Question
Consider the function defined by \( f(x) = \frac{x^2 – 14x + 24}{2x + 6} \), where \( x \in \mathbb{R}, \, x \neq -3 \).
(a) State the equation of the vertical asymptote on the graph of \( f \). [1]
(b) Find the coordinates of the points where the graph of \( f \) crosses the \( x \)-axis. [2]
(c) Find the value of \( a \) and the value of \( b \) for the oblique asymptote \( y = ax + b \). [4]
(d) Sketch the graph of \( f \) for \(-50 \leq x \leq 50\), showing clearly the asymptotes and any intersections with the axes. [4]
(e) Find the range of \( f \). [4]
(f) Solve the inequality \( f(x) > x \). [4]
▶️Answer/Explanation
(a) The vertical asymptote occurs where the denominator is zero: \[ 2x + 6 = 0 \implies x = -3 \] So, the equation of the vertical asymptote is: \[ x = -3 \]
(b) The graph crosses the \( x \)-axis when \( f(x) = 0 \): \[ x^2 – 14x + 24 = 0 \implies (x – 2)(x – 12) = 0 \] So, the coordinates are: \[ (2, 0) \, \text{and} \, (12, 0) \]

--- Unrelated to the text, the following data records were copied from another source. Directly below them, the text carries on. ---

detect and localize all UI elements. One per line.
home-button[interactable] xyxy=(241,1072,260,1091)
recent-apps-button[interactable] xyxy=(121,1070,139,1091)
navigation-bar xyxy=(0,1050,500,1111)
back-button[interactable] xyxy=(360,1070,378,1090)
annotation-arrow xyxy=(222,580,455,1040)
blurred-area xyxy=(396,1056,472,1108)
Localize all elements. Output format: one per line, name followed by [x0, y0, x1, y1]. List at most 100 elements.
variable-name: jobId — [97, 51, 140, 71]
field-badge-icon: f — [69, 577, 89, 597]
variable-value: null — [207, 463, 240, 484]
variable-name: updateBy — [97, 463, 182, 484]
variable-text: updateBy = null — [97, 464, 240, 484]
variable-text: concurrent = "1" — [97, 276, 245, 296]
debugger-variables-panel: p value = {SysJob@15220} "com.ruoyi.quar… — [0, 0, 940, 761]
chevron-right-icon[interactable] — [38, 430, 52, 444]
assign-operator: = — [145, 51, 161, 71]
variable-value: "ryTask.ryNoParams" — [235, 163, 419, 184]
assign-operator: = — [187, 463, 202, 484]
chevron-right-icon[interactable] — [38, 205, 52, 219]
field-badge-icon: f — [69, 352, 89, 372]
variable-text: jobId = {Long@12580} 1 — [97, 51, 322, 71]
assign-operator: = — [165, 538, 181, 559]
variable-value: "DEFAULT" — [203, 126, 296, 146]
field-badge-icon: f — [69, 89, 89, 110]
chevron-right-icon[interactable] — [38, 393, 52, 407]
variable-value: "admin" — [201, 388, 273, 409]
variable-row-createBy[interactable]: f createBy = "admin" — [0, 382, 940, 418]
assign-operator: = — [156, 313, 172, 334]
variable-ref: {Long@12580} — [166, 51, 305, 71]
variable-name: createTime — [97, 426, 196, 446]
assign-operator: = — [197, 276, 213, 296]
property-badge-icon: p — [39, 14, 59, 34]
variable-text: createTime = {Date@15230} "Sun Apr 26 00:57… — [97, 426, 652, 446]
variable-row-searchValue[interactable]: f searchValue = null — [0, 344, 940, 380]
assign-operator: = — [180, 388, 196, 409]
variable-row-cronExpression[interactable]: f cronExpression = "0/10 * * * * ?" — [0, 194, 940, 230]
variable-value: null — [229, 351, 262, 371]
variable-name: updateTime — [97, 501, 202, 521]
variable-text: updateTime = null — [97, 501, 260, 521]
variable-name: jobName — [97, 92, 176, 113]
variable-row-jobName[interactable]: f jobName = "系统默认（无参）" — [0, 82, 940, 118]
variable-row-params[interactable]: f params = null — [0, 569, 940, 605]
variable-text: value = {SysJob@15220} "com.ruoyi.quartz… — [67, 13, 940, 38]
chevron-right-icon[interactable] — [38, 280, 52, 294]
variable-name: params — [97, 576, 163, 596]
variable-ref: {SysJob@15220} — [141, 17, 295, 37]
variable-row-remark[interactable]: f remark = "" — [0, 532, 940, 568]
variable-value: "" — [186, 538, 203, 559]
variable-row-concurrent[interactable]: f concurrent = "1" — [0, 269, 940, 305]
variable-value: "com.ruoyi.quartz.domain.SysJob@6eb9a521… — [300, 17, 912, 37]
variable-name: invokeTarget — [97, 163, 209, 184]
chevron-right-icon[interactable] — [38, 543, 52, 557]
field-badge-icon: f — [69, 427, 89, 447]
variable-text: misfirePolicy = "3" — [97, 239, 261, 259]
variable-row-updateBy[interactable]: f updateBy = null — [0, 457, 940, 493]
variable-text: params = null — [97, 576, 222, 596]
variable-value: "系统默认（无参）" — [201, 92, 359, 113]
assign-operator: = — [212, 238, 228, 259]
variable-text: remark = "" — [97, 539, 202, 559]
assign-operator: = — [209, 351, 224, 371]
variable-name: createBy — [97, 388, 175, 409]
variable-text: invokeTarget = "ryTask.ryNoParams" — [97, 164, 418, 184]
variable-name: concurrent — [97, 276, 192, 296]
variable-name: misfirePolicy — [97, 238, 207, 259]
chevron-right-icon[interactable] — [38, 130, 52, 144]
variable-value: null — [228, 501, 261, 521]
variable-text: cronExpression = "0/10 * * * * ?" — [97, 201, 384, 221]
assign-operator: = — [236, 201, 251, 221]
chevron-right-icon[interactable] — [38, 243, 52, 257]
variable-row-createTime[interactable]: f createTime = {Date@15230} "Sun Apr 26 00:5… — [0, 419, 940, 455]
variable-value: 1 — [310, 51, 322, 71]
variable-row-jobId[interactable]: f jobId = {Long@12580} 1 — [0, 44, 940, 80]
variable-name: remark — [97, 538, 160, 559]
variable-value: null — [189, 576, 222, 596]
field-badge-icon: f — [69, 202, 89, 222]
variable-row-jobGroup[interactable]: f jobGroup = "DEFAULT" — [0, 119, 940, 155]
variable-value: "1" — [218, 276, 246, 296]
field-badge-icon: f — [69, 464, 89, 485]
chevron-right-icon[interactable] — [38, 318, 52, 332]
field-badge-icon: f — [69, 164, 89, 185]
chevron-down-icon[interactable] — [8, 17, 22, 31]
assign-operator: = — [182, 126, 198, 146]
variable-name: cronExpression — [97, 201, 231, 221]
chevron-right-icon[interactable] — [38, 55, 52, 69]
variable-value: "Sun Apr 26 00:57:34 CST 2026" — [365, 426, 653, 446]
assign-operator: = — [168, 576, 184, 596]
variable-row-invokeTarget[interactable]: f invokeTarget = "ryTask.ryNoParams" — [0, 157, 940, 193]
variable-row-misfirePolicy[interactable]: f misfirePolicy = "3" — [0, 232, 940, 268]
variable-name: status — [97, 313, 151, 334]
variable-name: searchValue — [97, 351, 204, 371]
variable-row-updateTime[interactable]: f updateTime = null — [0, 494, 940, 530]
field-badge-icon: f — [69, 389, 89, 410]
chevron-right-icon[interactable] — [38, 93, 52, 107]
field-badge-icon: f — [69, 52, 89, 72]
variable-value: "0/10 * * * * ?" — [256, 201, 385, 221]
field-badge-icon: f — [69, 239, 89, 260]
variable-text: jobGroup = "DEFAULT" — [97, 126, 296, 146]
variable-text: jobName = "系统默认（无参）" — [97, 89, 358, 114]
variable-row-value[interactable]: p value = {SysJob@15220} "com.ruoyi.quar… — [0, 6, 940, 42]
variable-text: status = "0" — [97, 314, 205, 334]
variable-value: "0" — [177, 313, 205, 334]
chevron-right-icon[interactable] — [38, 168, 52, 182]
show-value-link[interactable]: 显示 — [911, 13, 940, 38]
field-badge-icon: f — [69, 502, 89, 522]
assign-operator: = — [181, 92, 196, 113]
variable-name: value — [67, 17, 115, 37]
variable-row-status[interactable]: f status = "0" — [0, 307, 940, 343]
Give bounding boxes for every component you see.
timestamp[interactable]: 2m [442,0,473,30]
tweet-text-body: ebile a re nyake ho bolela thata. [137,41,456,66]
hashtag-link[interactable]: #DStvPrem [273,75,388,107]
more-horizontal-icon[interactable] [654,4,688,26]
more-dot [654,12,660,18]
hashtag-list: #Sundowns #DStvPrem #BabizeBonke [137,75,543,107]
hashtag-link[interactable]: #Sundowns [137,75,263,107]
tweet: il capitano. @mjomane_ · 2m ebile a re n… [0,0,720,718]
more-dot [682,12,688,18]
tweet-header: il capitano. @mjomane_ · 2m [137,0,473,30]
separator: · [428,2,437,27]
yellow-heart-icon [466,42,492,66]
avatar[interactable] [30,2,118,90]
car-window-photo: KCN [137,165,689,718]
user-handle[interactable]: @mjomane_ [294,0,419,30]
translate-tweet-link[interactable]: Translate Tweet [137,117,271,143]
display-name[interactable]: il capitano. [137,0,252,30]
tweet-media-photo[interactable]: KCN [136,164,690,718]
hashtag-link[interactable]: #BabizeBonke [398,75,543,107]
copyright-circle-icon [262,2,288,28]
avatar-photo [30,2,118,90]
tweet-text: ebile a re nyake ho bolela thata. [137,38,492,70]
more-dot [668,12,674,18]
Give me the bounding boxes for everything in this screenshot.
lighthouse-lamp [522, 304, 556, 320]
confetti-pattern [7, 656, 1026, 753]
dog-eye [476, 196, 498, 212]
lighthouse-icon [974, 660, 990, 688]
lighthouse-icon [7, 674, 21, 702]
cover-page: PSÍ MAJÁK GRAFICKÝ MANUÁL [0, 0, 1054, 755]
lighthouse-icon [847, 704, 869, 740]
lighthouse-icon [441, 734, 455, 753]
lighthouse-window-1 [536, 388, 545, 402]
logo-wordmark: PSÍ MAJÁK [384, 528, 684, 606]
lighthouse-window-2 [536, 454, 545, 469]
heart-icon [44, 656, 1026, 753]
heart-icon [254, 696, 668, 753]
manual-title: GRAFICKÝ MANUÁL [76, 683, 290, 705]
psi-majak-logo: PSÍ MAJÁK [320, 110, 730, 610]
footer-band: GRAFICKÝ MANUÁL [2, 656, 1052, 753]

(c) To find the oblique asymptote, perform polynomial long division: \[ f(x) = \frac{x^2 – 14x + 24}{2x + 6} = \frac{1}{2}x – \frac{17}{2} + \frac{75}{2x + 6} \] As \( x \to \infty \), the term \( \frac{75}{2x + 6} \to 0 \), so the oblique asymptote is: \[ y = \frac{1}{2}x – \frac{17}{2} \] Thus, \( a = \frac{1}{2} \) and \( b = -\frac{17}{2} \).
(d) The graph of \( f(x) \) should show: – A vertical asymptote at \( x = -3 \). – An oblique asymptote at \( y = \frac{1}{2}x – \frac{17}{2} \). – \( x \)-intercepts at \( (2, 0) \) and \( (12, 0) \). – The graph should approach the asymptotes as \( x \to \pm \infty \).
(e) The range of \( f \) is all real numbers except where the function is undefined. From the graph, the range is: \[ y \leq -18.7 \, \text{or} \, y \geq -1.34 \]
(f) Solve \( f(x) > x \): \[ \frac{x^2 – 14x + 24}{2x + 6} > x \] Rearranging: \[ \frac{x^2 – 14x + 24 – x(2x + 6)}{2x + 6} > 0 \implies \frac{-x^2 – 20x + 24}{2x + 6} > 0 \] Solving the inequality: \[ x < -21.1 \, \text{or} \, -3 < x < 1.14 \]